Il ne faudrait pas faire fi non plus des injustices clamées par ces pères et mères de famille, dont l’hebdomadaire précise qu’elles existent depuis 3 ans maintenant. En effet, «sans bulletin de paie, en violation de l’article 183 du code du travail» et incertains de ce que «leurs cotisations sociales sont reversées à la CNSS», les agents de l’Agasa ont accusés depuis 2019 de «3 révisions de salaires avec des explications abracadabrantes et des retenues sur salaire sans (…) aucun motif légal». Ils seraient «menacés de licenciement», s’ils osaient s’en plaindre. Pourtant, «de source sûre», un agent aurait initié une plainte auprès du tribunal du travail, dont la médiation a été en sa faveur. Là encore, la patronne de l’Agasa refuse d’obtempérer.
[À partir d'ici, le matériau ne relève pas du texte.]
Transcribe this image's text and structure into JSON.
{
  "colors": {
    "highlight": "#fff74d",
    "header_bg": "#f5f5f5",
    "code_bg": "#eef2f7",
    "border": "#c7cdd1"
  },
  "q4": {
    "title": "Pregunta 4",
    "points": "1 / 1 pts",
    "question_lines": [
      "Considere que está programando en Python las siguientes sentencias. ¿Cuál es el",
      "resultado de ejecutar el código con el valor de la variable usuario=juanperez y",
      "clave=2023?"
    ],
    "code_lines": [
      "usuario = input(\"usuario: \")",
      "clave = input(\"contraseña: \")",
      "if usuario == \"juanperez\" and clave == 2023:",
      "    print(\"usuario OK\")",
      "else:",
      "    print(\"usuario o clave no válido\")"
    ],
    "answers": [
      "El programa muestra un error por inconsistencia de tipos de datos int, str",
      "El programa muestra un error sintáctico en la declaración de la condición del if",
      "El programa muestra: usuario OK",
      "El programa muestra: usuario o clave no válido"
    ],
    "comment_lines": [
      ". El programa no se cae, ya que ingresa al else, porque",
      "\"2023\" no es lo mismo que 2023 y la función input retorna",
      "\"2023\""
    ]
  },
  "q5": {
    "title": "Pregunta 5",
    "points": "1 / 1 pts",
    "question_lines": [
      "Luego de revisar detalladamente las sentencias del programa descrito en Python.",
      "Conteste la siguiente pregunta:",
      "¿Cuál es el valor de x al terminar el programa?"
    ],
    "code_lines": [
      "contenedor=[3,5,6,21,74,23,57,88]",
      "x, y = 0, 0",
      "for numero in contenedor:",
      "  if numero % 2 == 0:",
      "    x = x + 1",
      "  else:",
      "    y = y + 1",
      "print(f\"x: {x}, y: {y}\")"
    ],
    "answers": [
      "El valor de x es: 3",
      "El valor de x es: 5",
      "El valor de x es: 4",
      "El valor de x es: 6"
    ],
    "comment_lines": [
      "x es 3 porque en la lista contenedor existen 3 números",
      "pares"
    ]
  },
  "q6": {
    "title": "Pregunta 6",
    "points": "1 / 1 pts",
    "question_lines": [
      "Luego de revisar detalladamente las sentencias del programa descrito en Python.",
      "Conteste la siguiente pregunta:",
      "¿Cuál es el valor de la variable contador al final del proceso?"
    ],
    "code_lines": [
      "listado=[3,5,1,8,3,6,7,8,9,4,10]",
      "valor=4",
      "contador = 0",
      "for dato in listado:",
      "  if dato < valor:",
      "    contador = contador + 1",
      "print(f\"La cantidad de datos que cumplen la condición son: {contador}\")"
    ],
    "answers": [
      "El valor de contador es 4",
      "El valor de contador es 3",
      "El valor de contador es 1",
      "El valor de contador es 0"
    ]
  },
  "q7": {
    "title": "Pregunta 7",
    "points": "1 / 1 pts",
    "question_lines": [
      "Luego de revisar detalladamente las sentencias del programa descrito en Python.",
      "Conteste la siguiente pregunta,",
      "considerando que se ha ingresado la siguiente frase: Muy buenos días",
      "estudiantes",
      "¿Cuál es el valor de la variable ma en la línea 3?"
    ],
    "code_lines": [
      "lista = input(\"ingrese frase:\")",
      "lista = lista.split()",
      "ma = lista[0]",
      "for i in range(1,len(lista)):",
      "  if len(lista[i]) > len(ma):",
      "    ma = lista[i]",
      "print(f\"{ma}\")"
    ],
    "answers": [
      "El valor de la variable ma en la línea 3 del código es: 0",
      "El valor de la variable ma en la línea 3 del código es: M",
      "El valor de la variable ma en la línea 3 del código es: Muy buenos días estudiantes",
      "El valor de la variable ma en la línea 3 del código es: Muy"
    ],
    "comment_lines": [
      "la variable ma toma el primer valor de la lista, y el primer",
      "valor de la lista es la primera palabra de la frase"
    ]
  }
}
Mais fidèles à leur serment, une revendication semble sortir du lot. La préservation de la compétence de l’Agasa à assurer la sécurité alimentaire des gabonais. Une compétence semble-t-il, mise à mal par les multiples affectations «arbitraires» pour certains, «disciplinaires» selon “Le Mbandja” qui témoigne de l’inadéquation poste-compétences, le tout dans le but «d’éloigner les membres fondateurs du Synata des services techniques clés de l’agence, principalement les docteurs vétérinaires». Toute chose qui porte à croire que la hiérarchie de l’agence «use de tous les moyens afin de faire entrave à la liberté syndicale au sein de l’Agasa» en violation de l’article 304 du code du travail, allant même jusqu’à initier par ses collaborateurs affidés, la création d’un «syndicat qui sera aux ordres».

Pour rappel, dans une tribune que la rédaction de “Vox Populi 241” a publié le 19 juin 2022, titrée «Gabon /Création supposée irrégulière du Synata: que cache la direction générale de l’Agasa ?» l’auteur prévenait déjà de l’ampleur des dommages à venir. Prévoyait-il, «il ne serait pas étonnant de voir dans les tous prochains jours, comme à la CNSS, en guise de représailles et d’intimidations, une vague d’affectation des membres fondateurs du SYNATA». Et il n’aura fallu que 4 jours avant que ces mots ne prennent forme. En témoigne la note de service  N°000523/MAA/SG/DG -AGASAAMBO scellant l’affection de nombreux agents, parmi lesquels un stagiaire embauché dans le cadre d’un Contrat d’apprentissage jeunesse (CAJ) aurait été promu chef de services Etudes et recherches, normes et veille sanitaire des aliments. «Un poste stratégique», précédemment occupé par un agent expérimenté mais malheureusement proche du Synata. 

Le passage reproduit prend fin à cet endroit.